The National Refining Company, SONARA, is on the verge of boosting its production capacity. The move to increase output has seen the country’s lone petroleum refining facility shut down since Sunday April 15, 2018. Officials of SONARA say the “programmed” shutdown for technical rehabilitation is expected to last till July 2018. The rehabilitation works will enable SONARA to connect phase one of their extension and modernization project to existing installations in relation to the end of the first phase of the SONARA project. Once completed, production capacity will jump to 3.5 million tons per annum, up from 2.1 million tons per year.
Though production has been temporarily stopped, supply will not be affected, Ibrahim Talba Malla, General Manager of SONARA assured. “Measures have been taken to ensure the continuous supply of refined petroleum products to the national market until the relaunch of production,” the General Manager stated in a press release.
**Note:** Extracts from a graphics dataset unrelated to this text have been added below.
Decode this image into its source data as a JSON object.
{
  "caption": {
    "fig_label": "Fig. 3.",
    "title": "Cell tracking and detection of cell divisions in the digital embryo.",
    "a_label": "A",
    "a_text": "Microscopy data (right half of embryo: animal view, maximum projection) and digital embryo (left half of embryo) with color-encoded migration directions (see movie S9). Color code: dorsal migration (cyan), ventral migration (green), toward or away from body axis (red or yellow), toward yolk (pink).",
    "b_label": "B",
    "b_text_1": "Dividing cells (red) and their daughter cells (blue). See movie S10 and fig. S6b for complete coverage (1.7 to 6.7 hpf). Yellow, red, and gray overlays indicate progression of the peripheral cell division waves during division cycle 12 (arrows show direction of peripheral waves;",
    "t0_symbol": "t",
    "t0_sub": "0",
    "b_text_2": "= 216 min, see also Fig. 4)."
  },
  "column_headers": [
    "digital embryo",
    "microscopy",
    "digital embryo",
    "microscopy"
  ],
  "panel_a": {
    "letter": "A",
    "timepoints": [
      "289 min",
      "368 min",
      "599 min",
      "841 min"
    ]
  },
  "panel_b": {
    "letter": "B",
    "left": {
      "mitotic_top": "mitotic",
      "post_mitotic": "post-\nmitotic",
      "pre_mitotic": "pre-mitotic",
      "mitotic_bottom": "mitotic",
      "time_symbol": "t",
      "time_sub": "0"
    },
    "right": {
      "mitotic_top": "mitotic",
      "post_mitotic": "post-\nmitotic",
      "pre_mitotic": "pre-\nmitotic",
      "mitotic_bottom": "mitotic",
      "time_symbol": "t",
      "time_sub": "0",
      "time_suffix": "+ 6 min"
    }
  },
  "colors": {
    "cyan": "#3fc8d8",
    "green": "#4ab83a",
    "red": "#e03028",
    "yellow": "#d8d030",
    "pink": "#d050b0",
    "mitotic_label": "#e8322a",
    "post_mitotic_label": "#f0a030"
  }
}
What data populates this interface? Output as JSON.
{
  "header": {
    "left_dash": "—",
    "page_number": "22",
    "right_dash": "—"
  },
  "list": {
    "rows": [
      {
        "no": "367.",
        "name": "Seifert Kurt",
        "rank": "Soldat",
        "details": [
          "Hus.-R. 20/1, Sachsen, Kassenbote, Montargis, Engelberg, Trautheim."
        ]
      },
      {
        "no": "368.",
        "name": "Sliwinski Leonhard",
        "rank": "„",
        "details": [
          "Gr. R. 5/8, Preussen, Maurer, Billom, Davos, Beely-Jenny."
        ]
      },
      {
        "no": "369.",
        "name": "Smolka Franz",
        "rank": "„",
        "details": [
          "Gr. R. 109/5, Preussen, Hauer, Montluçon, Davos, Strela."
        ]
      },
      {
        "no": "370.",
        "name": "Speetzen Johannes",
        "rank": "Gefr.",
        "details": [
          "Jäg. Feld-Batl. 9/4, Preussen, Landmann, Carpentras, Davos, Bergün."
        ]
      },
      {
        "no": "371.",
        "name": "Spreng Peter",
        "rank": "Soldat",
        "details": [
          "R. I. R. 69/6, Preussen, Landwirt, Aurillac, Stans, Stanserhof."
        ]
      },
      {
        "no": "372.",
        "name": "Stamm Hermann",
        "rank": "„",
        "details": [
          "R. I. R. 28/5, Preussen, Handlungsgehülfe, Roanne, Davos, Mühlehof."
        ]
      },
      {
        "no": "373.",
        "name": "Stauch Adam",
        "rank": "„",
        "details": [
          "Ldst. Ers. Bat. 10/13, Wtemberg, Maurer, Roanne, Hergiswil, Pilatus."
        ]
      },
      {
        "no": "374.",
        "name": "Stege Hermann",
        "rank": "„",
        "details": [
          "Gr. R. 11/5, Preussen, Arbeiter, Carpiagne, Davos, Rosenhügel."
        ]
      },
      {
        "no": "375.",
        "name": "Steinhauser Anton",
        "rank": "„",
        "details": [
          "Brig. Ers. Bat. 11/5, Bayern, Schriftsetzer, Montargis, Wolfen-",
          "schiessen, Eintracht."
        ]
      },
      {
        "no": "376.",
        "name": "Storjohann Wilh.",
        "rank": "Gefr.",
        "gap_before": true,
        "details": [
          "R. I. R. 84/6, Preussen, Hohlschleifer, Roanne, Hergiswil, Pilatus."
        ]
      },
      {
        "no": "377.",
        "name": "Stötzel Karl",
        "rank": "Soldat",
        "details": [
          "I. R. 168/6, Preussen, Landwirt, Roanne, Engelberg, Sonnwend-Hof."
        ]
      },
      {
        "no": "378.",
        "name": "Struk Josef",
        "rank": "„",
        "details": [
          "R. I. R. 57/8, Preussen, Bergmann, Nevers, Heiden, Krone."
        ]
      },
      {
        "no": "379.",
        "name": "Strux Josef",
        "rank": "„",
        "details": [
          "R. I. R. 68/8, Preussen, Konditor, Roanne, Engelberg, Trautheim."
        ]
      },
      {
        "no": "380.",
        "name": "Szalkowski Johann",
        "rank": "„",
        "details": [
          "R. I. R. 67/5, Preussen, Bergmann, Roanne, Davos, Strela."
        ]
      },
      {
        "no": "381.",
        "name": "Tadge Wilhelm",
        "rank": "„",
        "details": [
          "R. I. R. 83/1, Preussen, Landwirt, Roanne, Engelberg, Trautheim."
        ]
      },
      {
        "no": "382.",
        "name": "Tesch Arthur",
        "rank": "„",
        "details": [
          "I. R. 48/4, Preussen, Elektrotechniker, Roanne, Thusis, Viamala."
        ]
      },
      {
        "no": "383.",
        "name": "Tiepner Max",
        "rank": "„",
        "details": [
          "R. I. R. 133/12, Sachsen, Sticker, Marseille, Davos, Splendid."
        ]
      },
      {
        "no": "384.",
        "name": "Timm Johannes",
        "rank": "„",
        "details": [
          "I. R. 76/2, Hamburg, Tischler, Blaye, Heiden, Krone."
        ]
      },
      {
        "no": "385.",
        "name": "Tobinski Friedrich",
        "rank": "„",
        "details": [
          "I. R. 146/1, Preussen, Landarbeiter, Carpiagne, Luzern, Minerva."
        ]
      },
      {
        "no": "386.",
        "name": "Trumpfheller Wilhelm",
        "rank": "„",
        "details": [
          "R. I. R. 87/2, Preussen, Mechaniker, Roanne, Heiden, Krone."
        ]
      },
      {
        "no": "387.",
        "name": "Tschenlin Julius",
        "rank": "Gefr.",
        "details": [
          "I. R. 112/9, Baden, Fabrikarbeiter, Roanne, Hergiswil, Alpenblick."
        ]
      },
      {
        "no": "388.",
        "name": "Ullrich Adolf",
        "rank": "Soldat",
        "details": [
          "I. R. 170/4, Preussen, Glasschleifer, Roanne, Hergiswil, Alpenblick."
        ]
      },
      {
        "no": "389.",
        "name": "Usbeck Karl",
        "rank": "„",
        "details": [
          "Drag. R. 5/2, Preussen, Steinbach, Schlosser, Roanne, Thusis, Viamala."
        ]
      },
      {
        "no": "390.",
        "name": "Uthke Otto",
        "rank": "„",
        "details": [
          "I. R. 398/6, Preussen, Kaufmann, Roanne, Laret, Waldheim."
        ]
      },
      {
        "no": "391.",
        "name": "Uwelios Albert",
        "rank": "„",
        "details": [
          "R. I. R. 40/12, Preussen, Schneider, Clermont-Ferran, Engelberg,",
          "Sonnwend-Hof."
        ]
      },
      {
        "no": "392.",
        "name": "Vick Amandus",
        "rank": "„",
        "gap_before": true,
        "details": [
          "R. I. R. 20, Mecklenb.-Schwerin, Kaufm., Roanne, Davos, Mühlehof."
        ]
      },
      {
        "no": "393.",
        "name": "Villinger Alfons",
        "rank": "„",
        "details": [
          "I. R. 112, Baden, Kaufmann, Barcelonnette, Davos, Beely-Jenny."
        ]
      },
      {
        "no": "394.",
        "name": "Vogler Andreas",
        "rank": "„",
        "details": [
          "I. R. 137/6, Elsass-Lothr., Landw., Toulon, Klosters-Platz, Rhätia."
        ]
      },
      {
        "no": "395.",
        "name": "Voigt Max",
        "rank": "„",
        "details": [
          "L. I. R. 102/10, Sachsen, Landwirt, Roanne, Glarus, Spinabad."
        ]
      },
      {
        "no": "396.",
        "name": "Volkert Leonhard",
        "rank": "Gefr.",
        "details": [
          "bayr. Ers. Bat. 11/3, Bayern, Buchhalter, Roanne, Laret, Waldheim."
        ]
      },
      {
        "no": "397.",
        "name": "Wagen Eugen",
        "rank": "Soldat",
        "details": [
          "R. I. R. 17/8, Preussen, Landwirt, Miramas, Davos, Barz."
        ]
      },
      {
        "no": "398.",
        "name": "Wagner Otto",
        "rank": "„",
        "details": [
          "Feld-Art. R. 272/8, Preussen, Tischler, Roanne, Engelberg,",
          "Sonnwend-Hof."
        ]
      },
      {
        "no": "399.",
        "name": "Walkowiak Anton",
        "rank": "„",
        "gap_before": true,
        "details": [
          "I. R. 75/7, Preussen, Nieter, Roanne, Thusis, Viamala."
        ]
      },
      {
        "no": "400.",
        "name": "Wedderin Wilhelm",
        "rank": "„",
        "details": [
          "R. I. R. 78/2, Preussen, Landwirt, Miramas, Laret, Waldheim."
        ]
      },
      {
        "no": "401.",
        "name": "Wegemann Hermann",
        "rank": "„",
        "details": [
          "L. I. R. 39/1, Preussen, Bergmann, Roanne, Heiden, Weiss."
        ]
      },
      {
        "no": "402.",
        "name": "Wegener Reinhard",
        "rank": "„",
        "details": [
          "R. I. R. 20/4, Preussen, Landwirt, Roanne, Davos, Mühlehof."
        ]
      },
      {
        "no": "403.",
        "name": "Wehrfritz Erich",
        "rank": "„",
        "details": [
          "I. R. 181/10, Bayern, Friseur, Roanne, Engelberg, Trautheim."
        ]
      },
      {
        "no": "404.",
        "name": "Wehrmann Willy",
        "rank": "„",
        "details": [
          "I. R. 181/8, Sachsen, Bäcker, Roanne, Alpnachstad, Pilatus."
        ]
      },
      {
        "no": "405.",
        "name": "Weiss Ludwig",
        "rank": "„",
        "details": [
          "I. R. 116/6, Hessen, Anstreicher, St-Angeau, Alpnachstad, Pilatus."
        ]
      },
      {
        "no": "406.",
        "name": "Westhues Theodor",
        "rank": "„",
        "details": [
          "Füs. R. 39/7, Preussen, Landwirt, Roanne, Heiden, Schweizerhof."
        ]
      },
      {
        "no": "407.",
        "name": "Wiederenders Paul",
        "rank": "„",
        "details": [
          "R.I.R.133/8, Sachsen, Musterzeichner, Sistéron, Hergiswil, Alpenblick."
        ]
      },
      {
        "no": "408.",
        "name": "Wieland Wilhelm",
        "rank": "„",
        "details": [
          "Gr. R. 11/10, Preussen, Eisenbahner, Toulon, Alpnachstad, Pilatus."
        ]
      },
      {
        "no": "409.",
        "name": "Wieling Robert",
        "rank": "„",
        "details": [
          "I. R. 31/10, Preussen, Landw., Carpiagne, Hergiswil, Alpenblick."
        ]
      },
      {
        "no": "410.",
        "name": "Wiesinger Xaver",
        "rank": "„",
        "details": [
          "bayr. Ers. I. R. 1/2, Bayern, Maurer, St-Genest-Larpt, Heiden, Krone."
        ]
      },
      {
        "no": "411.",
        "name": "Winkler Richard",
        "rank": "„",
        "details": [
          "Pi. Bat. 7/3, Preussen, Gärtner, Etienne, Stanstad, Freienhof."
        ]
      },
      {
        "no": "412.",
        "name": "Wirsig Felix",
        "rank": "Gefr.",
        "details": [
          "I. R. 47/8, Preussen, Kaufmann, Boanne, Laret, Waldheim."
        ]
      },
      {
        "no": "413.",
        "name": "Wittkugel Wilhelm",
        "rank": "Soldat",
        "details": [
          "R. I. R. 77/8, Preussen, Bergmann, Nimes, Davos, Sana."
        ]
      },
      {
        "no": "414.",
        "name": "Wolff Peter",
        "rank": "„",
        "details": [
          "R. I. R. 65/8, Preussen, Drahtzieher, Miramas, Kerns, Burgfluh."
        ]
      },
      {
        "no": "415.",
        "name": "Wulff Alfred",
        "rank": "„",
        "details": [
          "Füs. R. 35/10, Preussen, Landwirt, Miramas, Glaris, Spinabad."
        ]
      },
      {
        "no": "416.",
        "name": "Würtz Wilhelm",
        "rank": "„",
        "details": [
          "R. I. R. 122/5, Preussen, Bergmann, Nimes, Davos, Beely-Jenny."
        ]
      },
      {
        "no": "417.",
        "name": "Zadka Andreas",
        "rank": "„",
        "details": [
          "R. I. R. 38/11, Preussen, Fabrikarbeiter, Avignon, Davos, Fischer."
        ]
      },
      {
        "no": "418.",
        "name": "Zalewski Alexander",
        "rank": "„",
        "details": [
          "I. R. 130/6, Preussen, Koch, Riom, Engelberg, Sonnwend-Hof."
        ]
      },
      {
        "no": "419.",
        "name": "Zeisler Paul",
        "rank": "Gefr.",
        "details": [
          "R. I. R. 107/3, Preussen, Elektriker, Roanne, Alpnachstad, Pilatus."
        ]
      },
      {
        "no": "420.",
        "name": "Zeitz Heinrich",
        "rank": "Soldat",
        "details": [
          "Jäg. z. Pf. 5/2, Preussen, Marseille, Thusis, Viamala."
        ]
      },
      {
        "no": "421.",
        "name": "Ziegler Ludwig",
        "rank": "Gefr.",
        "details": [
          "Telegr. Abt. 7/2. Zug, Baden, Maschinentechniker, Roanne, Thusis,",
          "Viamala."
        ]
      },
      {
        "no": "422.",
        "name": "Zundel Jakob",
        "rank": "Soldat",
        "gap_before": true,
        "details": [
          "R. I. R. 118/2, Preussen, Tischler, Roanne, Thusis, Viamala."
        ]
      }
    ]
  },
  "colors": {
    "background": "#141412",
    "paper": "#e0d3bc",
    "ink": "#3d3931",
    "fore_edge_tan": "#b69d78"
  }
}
According to Blasius Ngome, Director of Public Relations, Communication and Translations of SONARA, the shutdown for maintenance is periodic – every five years. He said enough stock of petroleum products is always kept to respond to local demand during such periods of stoppage.
It should be noted that the ongoing refurbishment is thanks to President Paul Biya’s government’s efforts to source the funds. On Wednesday April 4, 2018, the Minister of the Economy, Planning and Regional Development, Alamine Ousmane Mey contracted an FCFA 44.6 billion loan from the International Islamic Trade Finance Corporation (IFTC); an autonomous entity within the Islamic Development Bank Group. The signing of the Murabaha loan accord with officials of the multilateral finance institution took place in Tunis, capital of Tunisia, on the sideline of the 43rd annual meeting of the Islamic Development Bank.
During the signing ceremony, Minister Alamine on behalf of the Head of State and the people of Cameroon thanked the development bank for their efforts in supporting the county’s development.
According to Cameroon government officials, the mobilised resources will enable the country’s lone oil refinery to increase its importation of petroleum crude, with the ultimate goal to diversify production in a bid to satisfy national and sub-regional demand.
The financing falls in line with government’s support to strategic sectors of the economy. It’s coming at a time SONARA has been pursuing a refurbishment and modernisation programme of its installations since 2005.
Since it officially kicked off production in 1981, SONARA has been putting at the disposal of the market petroleum products namely: butane, gasoline, jet fuel, kerosene, fuel oil, distillate and fuel oil.